A new documentary, “Carbon Crooks”, will be broadcast on 9 September 2013 in Denmark. The film is directed by Tom Heinemann and documents the failure of carbon trading to address climate change and investigates some of the fraud in the carbon markets.

A trailer of the film has been released [watch below], and it looks great. The first interview in the trailer is with Daniel Butler, who was a carbon trader between 2004 and 2011. He broke the story about the stealing of €10 million worth of European Union emissions allowances (EUAs) from the Czech Republic’s carbon registry in January 2011. “In the early days it was a good business. I could make roughly €50,000 in five minutes,” Butler says.

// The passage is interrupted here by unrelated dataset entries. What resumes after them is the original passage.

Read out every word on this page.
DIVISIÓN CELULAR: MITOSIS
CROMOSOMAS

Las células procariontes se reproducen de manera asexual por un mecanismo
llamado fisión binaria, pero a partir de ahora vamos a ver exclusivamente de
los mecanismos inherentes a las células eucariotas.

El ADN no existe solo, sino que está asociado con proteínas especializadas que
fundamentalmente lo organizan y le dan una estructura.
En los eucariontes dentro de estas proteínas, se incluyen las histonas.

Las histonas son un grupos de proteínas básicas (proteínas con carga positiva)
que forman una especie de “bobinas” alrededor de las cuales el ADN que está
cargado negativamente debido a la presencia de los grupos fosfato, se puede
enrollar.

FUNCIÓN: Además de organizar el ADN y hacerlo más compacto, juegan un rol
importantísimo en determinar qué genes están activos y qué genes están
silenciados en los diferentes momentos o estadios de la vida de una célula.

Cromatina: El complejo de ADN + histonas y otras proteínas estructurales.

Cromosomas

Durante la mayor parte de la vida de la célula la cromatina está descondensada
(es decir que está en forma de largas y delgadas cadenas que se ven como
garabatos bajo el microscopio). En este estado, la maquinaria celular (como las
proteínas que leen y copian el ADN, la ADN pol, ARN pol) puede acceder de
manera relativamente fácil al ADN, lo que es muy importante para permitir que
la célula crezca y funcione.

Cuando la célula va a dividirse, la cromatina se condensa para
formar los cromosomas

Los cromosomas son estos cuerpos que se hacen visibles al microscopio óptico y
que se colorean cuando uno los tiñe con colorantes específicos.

The documentary team also interviews Ritt Bjerregaard, an EU Commissioner who was in Kyoto in 1997 as part of the EU team negotiating the Kyoto Protocol. The interview is available here (in Danish). Bjerregaard explains that the EU would have preferred a tax on carbon, coupled with guidance on reducing emissions and removing some coal-fired power plants. “It was an attempt to change our way to use our energy,” she says in the interview.

 

But it wasn’t to be. Al Gore led the US negotiating team and pushed carbon trading into the Kyoto Protocol. More than 15 years after Kyoto, greenhouse gas levels in the atmosphere are higher than ever. Bjerregaard comments,

“Although I only have my knowledge from the media, it is clear that our scepticism about the market system has proved to be correct. The trouble is that the world is so dependent on energy, there is no desire to change anything. Apparently there must be truly great disasters in order to get the necessary changes.”

The documentary looks into crime in the carbon markets. Marius-Christian Frunza is a lecturer at Sorbonne and Dorphine University. He’s written a book titled, “Fraud and Carbon Markets” (which REDD-Monitor will be reviewing in the coming weeks). He points out that,

“If you want to do crime and you want to be fast and untraceable, carbon is one of the perfect candidates.”

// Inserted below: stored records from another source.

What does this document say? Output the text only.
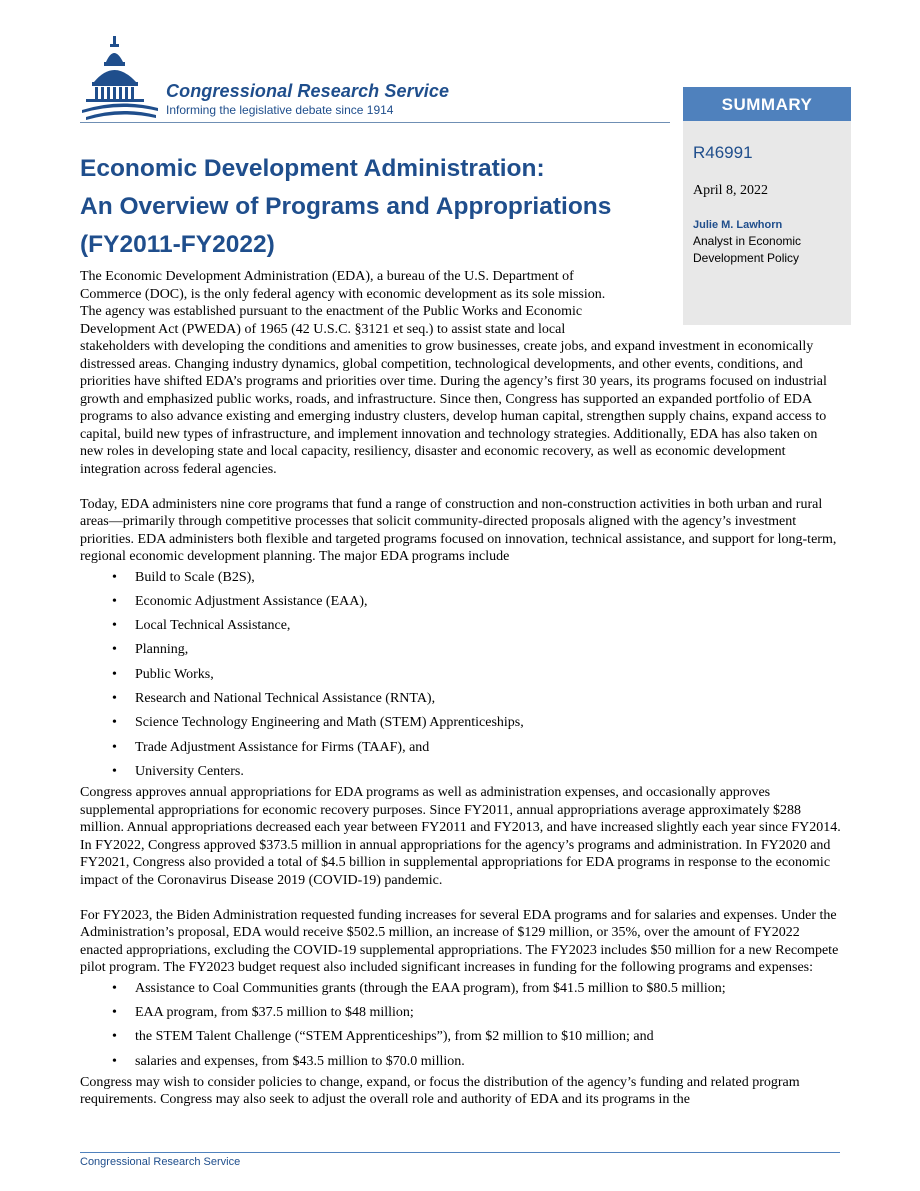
Congressional Research Service
Informing the legislative debate since 1914	SUMMARY
R46991
April 8, 2022
Julie M. Lawhorn
Analyst in Economic Development Policy
Economic Development Administration:
An Overview of Programs and Appropriations
(FY2011-FY2022)

The Economic Development Administration (EDA), a bureau of the U.S. Department of
Commerce (DOC), is the only federal agency with economic development as its sole mission.
The agency was established pursuant to the enactment of the Public Works and Economic
Development Act (PWEDA) of 1965 (42 U.S.C. §3121 et seq.) to assist state and local
stakeholders with developing the conditions and amenities to grow businesses, create jobs, and expand investment in economically distressed areas. Changing industry dynamics, global competition, technological developments, and other events, conditions, and priorities have shifted EDA’s programs and priorities over time. During the agency’s first 30 years, its programs focused on industrial growth and emphasized public works, roads, and infrastructure. Since then, Congress has supported an expanded portfolio of EDA programs to also advance existing and emerging industry clusters, develop human capital, strengthen supply chains, expand access to capital, build new types of infrastructure, and implement innovation and technology strategies. Additionally, EDA has also taken on new roles in developing state and local capacity, resiliency, disaster and economic recovery, as well as economic development integration across federal agencies.

Today, EDA administers nine core programs that fund a range of construction and non-construction activities in both urban and rural areas—primarily through competitive processes that solicit community-directed proposals aligned with the agency’s investment priorities. EDA administers both flexible and targeted programs focused on innovation, technical assistance, and support for long-term, regional economic development planning. The major EDA programs include

• Build to Scale (B2S),
• Economic Adjustment Assistance (EAA),
• Local Technical Assistance,
• Planning,
• Public Works,
• Research and National Technical Assistance (RNTA),
• Science Technology Engineering and Math (STEM) Apprenticeships,
• Trade Adjustment Assistance for Firms (TAAF), and
• University Centers.

Congress approves annual appropriations for EDA programs as well as administration expenses, and occasionally approves supplemental appropriations for economic recovery purposes. Since FY2011, annual appropriations average approximately $288 million. Annual appropriations decreased each year between FY2011 and FY2013, and have increased slightly each year since FY2014. In FY2022, Congress approved $373.5 million in annual appropriations for the agency’s programs and administration. In FY2020 and FY2021, Congress also provided a total of $4.5 billion in supplemental appropriations for EDA programs in response to the economic impact of the Coronavirus Disease 2019 (COVID-19) pandemic.

For FY2023, the Biden Administration requested funding increases for several EDA programs and for salaries and expenses. Under the Administration’s proposal, EDA would receive $502.5 million, an increase of $129 million, or 35%, over the amount of FY2022 enacted appropriations, excluding the COVID-19 supplemental appropriations. The FY2023 includes $50 million for a new Recompete pilot program. The FY2023 budget request also included significant increases in funding for the following programs and expenses:

• Assistance to Coal Communities grants (through the EAA program), from $41.5 million to $80.5 million;
• EAA program, from $37.5 million to $48 million;
• the STEM Talent Challenge (“STEM Apprenticeships”), from $2 million to $10 million; and
• salaries and expenses, from $43.5 million to $70.0 million.

Congress may wish to consider policies to change, expand, or focus the distribution of the agency’s funding and related program requirements. Congress may also seek to adjust the overall role and authority of EDA and its programs in the

Congressional Research Service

I’m very much looking forward to seeing more of the next part of the trailer. Two men are walking down a street on a brick-built housing estate, presumably in Denmark. One of them is talking:

“Who is Mirza Ghalib? He’s India’s national poet. India’s H.C. Andersen and also his contemporary. He died in 1869. But is registered as a carbon trader at this address.”

The documentary also looks projects that generate carbon credits in the global South. At “smokeless” factories in Bangladesh, where the air is so bad the film crew can hardly breathe. And water purification filters that were handed out in Kenya supposedly to reduce the amount of firewood used to boil water, but which few people actually use.

There’s also an interview with EU Environment Commissioner, Connie Hedegaard. The interview is available here (in Danish). Hedegaard is still in favour of carbon trading and argues that Kyoto is a success, “because the alternative would have been worse”.

“I actually think that Europe went home and implemented what was agreed at Kyoto, and it has been shown to have an effect. We are more advanced than we otherwise would have come – even if there are many problems in the system.”

But as Kevin Anderson, Professor at Manchester University points out,

Many billions, possibly even hundreds of billions of pounds of carbon is getting traded. That has nothing to do directly with climate change.